How their Instagram ties into the brand strategy
Your Instagram should ALWAYS align with your brand position, so let’s take a look at how these two brands do it.
The London EDITION
• darker colour grading
• lots of shadows
• close-up, styled shots (drinks, textures, details)
• more “scene” energy (music, nightlife, culture)
👉 This creates:
editorial, curated, slightly exclusive feel and directly mirros their website’s position:
• a magazine spread
• a members club
• somewhere you’re seen
👉 “I’m part of culture”
👉 Their ideal client values image, aesthetic, scene
And now let’s look at Claridges. Their Instagram is classic luxury but very ‘fun’
Claridge’s isn’t just saying: 👉 “we are historic”
They’re saying: 👉 “we are historic… but still culturally relevant”
With posts such as.....
• formal concierge… with theatrical typography
• historic portrait… styled with a modern drink
• heritage interiors… paired with bold fashion
This directly reflects their website positioning:
👉 heritage
👉 timeless
👉 established
Their audience says:
👉 “I have taste, but I don’t need to prove it”
👉 enjoys experience, personality, tradition
Claridge’s uses contrast between tradition and modern elements to maintain cultural relevance while reinforcing heritage positioning.
What This Means for Wedding Businesses
Most wedding businesses say:
👉 “I want to be luxury”
But they never define:
👉 what kind of luxury
The Core Problem
Trying to be everything to everyone because you are so scared of alienating yourself, or not looking and sounding ‘luxury’ so you try to sound:
• timeless
• modern
• editorial
• classic
All at once.
Result
👉 no clear identity
👉 no emotional connection
👉 weak conversion
You sound and look like everyone else and so there is no reason to pay a premium for you or pick you over your competitors.
What Luxury Actually Is
Luxury branding is the process of creating a distinct, high-value identity that aligns with a specific type of client and is consistently communicated across all touchpoints.
Key Principles
Clarity over what position you OWN in the market
Consistency to reinforce that position in the market
Identity over conformity
The Real Buyer Psychology
Luxury clients are not just buying a service.
They are buying:
👉 identity - who they want the world to perceive them as.
👉 alignment - the brands that align with the person they aspire to be.

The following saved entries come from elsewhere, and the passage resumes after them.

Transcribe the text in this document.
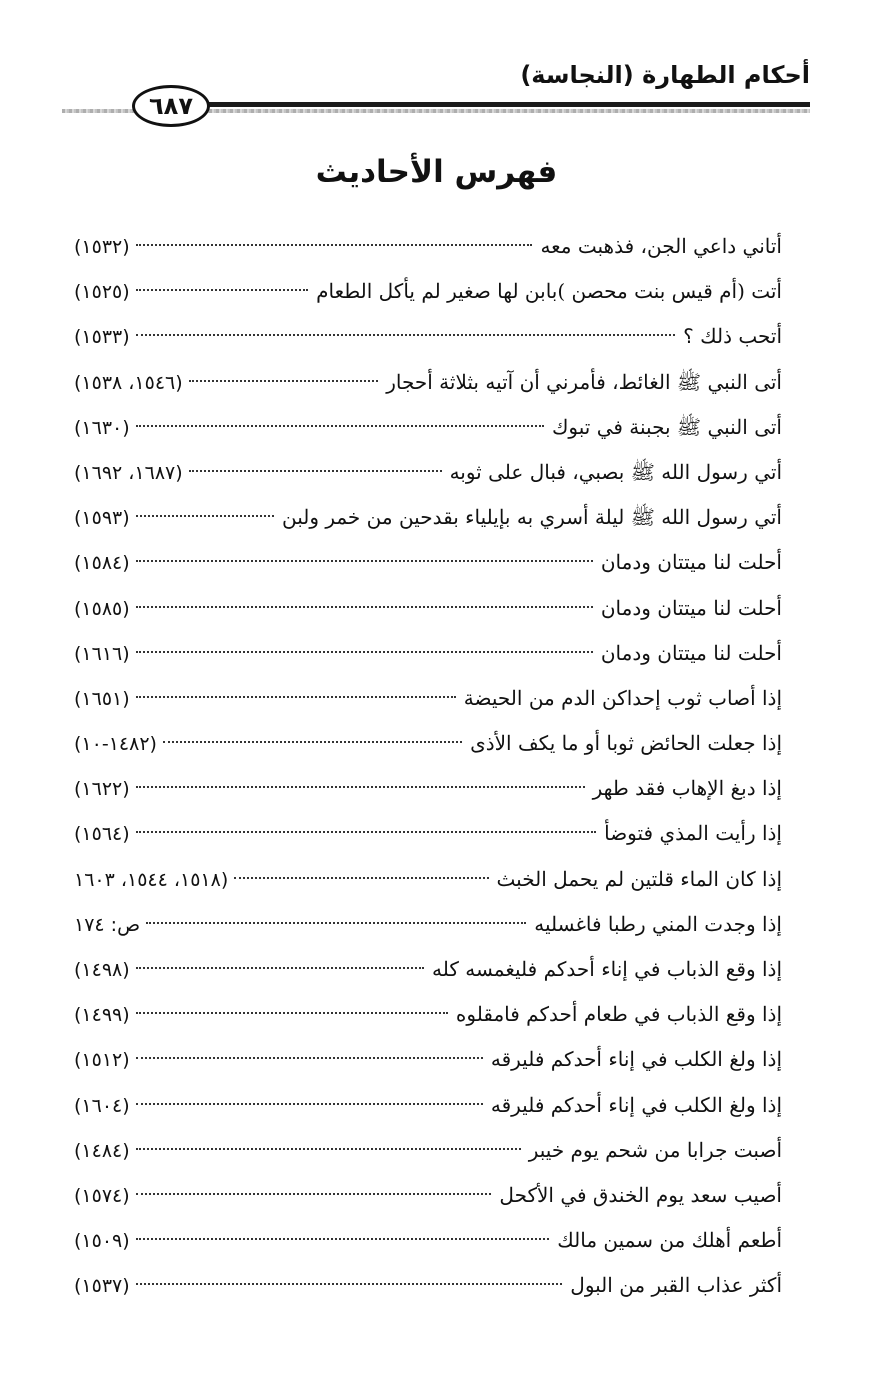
أحكام الطهارة (النجاسة)
٦٨٧
فهرس الأحاديث
أتاني داعي الجن، فذهبت معه
(١٥٣٢)
أتت (أم قيس بنت محصن )بابن لها صغير لم يأكل الطعام
(١٥٢٥)
أتحب ذلك ؟
(١٥٣٣)
أتى النبي ﷺ الغائط، فأمرني أن آتيه بثلاثة أحجار
(١٥٤٦، ١٥٣٨)
أتى النبي ﷺ بجبنة في تبوك
(١٦٣٠)
أتي رسول الله ﷺ بصبي، فبال على ثوبه
(١٦٨٧، ١٦٩٢)
أتي رسول الله ﷺ ليلة أسري به بإيلياء بقدحين من خمر ولبن
(١٥٩٣)
أحلت لنا ميتتان ودمان
(١٥٨٤)
أحلت لنا ميتتان ودمان
(١٥٨٥)
أحلت لنا ميتتان ودمان
(١٦١٦)
إذا أصاب ثوب إحداكن الدم من الحيضة
(١٦٥١)
إذا جعلت الحائض ثوبا أو ما يكف الأذى
(١٤٨٢-١٠)
إذا دبغ الإهاب فقد طهر
(١٦٢٢)
إذا رأيت المذي فتوضأ
(١٥٦٤)
إذا كان الماء قلتين لم يحمل الخبث
(١٥١٨، ١٥٤٤، ١٦٠٣
إذا وجدت المني رطبا فاغسليه
ص: ١٧٤
إذا وقع الذباب في إناء أحدكم فليغمسه كله
(١٤٩٨)
إذا وقع الذباب في طعام أحدكم فامقلوه
(١٤٩٩)
إذا ولغ الكلب في إناء أحدكم فليرقه
(١٥١٢)
إذا ولغ الكلب في إناء أحدكم فليرقه
(١٦٠٤)
أصبت جرابا من شحم يوم خيبر
(١٤٨٤)
أصيب سعد يوم الخندق في الأكحل
(١٥٧٤)
أطعم أهلك من سمين مالك
(١٥٠٩)
أكثر عذاب القبر من البول
(١٥٣٧)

👉 self-perception - who they think they are.
Example
• Claridge’s client → values legacy, classic luxury, all whilst having fun
• EDITION client → values culture, modernity, being seen as ‘cool’ and in the know.
Claridge’s and The London EDITION prove that:
👉 luxury is not one aesthetic
👉 luxury is not one strategy
👉 luxury is not about fitting in
Luxury brands win by:
👉 choosing a position
👉 committing to it
👉 expressing it consistently
If you want to position your brand properly and attract high-spending couples, I work with wedding professionals to refine their brand, messaging, and sales strategy so they become the obvious choice.
Click here to book a discovery call with me and let’s discuss your brand and marketing strategy to attract and book high-spend couples.
What is luxury brand positioning in weddings?
Luxury brand positioning is defining a clear position in the market and identity that attracts high-spending couples who align with the position you are dominating. You do this through consistent messaging, design, and client experience. If you’re struggling with this, this is exactly what I help my clients refine inside my coaching programme.
Why am I not booking high-end wedding clients?
Because your brand likely lacks clear positioning, strong messaging, and a premium enquiry process.
What makes a wedding brand feel luxury?
Clarity on your brand identity, consistency in your market position, high-end design, and a structured client experience.
Is luxury branding just about visuals?
No. Visuals support the brand, but positioning and messaging drive perception.